Григорий Иванович победил. Он осторожно, с достоинством, поднял четыреста рублей с пола. Сдачу он получил. Не от аппарата, а от самого менеджера — в его, Григория Ивановича, понимании, это было даже лучше, это была моральная победа. Он торжественно вытащил из своего старомодного портфеля свой толстый бумажник, где лежала пачка пятитысячных купюр, и аккуратно спрятал туда взятую с «боем» сдачу.

— Вот, господа! — громко обратился он к редеющей толпе, включая блогера. — Вот как надо поступать! Нельзя давать себя обманывать! Это не деньги — это принцип! Иначе они по рублю, по триста восемьдесят, и оберут до нитки! Будьте бдительны!

Оставив этот ценный урок в головах случайных покупателей, он забрал свою тележку, выкатил её на улицу, перегрузил покупки в багажник и, с чувством выполненного долга, сел в свой личный, очень дорогой, но старенький «Мерседес» представительского класса.

Он выехал со стоянки, насвистывая какую-то забытую мелодию. Глаза его были затуманены гордостью за свою принципиальность. Он так спешил побыстрее покинуть это «бандитское место», что, выезжая, небрежно зацепил бампером припаркованный рядом новенький корейский седан. Раздался громкий, неприятный хруст пластика.

Григорий Иванович на секунду притормозил. Он посмотрел в зеркало. Царапина была глубокой, фара, кажется, треснула. Ущерб там был явно тысяч на пятьдесят.
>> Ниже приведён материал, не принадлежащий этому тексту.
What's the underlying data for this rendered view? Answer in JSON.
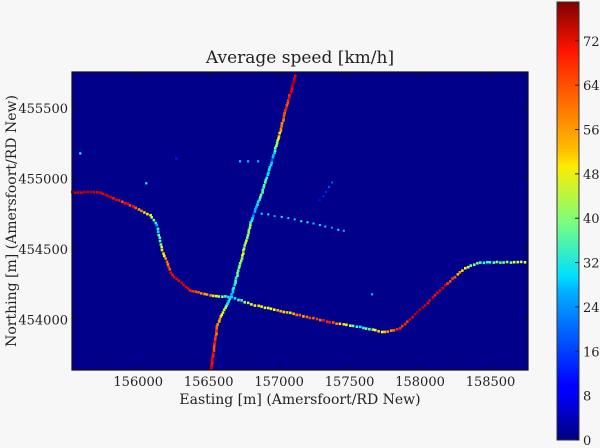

— Эх, чёрт, — проворчал он, не замедляя хода. — Не связываться же теперь. Да и вообще, кто тут паркуется?

Он нажал на газ и быстро выехал с парковки. Он ехал домой, напевая, ощущая себя героем–правдоискателем, который отстоял свою честь и триста восемьдесят рублей перед лицом «бездушной корпорации».

Он даже не заметил, как его принципиальность, которая так ярко горела в магазине, погасла, как спичка, когда речь зашла о его личном комфорте.